Blog Tipps und Tricks Weine an der Spitze
Les vins au sommet

Weine an der Spitze

Was ist das Besondere an ihnen?

Wo werden sie hergestellt?

Die meisten Bergregionen Frankreichs sind von Weinbergen geprägt. Weine findet man in Savoyen, aber auch in den Hautes-Alpes und im Bugey, einem Voralpenmassiv zwischen Lyon und Genf. An den Hängen des Jura werden verschiedene Weinsorten angebaut, während die Pyrenäen vom Roussillon bis zu den Pyrénées-Orientales mit Weinreben bepflanzt sind, ganz zu schweigen vom Zentralmassiv und den Ausläufern der Vogesen.

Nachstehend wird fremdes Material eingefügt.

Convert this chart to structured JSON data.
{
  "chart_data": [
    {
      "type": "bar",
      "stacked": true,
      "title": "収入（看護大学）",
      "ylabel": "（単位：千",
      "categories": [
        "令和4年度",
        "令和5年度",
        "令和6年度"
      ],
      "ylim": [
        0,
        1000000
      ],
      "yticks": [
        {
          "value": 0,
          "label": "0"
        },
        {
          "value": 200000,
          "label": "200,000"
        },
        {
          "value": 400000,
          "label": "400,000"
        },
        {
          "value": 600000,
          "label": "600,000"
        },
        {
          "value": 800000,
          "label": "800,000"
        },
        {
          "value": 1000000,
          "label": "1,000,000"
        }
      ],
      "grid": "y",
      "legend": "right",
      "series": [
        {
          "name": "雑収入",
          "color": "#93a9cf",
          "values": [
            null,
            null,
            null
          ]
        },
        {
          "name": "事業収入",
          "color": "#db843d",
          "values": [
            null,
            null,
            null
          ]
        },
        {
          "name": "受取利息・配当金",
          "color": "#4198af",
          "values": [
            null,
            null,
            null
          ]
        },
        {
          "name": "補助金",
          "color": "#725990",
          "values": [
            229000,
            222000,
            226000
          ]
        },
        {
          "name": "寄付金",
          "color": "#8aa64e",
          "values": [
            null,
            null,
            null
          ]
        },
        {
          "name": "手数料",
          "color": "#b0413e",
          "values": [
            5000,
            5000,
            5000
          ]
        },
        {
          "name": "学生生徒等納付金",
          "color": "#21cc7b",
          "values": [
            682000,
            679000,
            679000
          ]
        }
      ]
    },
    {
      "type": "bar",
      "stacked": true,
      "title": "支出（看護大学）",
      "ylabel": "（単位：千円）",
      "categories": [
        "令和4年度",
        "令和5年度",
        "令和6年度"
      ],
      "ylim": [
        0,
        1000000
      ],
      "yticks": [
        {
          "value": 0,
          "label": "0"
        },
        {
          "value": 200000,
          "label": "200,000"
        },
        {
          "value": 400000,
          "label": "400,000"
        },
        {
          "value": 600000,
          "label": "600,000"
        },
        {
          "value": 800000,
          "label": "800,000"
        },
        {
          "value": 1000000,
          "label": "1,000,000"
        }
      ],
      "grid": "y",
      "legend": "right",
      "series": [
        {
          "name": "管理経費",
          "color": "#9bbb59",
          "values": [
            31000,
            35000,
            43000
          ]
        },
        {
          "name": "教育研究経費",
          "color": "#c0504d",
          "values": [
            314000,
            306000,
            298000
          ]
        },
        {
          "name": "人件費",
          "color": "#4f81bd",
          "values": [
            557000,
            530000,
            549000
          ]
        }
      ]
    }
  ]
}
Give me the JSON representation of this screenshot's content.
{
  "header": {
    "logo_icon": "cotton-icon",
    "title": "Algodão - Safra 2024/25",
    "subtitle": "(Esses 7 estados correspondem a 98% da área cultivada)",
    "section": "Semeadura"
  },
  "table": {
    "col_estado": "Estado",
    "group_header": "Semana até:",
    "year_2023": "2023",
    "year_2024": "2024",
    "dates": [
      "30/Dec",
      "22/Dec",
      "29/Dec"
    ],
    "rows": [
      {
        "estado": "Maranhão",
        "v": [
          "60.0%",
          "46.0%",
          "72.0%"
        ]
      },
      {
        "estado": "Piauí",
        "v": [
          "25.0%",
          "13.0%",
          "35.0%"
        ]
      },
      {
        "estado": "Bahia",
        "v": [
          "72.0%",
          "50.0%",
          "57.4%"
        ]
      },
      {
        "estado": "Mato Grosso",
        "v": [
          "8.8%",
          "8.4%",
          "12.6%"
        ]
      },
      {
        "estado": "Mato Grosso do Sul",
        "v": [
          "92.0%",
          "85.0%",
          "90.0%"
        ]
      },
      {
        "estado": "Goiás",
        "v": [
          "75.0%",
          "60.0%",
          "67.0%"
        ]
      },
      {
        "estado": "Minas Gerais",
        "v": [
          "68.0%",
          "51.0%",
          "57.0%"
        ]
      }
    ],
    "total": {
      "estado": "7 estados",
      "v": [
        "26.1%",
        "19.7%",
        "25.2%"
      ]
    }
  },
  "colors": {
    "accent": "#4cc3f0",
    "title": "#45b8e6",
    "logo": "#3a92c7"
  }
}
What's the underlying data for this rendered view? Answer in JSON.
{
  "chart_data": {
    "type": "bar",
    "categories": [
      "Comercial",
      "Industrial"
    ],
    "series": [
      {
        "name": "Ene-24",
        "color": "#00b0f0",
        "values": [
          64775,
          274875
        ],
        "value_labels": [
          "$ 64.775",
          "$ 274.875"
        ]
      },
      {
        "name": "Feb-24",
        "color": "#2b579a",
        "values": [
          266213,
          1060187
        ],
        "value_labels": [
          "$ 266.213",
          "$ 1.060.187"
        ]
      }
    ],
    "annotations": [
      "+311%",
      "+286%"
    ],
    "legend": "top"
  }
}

Was sind ihre Besonderheiten?

Bergweine profitieren von der einzigartigen Geografie der Gipfel. Von Hang zu Hang finden sich unterschiedliche Bodenarten. Schiefer, Mergel, Granit … All diese Materialien beeinflussen das Terroir. Die Lagen variieren, und die Weinberge sind Temperaturschwankungen ausgesetzt. Einige sind durch Mikroklima geschützt, während andere vom Wind verweht werden. Kälte, Wind und Temperaturschwankungen führen zu Säure, können aber auch die Reifung der Früchte verzögern. Tatsächlich werden Reben in Europa nicht in zu großer Höhe gepflanzt, da sie sonst nicht reifen würden.

Werden sie aufgrund der Höhe anders hergestellt?

Mehr als die Höhe beeinflusst die Hanglage die Weinbereitung. Bei einer Hangneigung von 80 % ist eine maschinelle Lese nicht mehr möglich. Die steilsten Hänge, wie die von Chignin in Savoyen, müssen gepflegt und von Hand geerntet werden. Diese Einschränkung wirkt sich logischerweise auf Ertrag und Flaschenpreis aus. Abgesehen von ihrer Herkunft haben Bergweine wenig gemeinsam.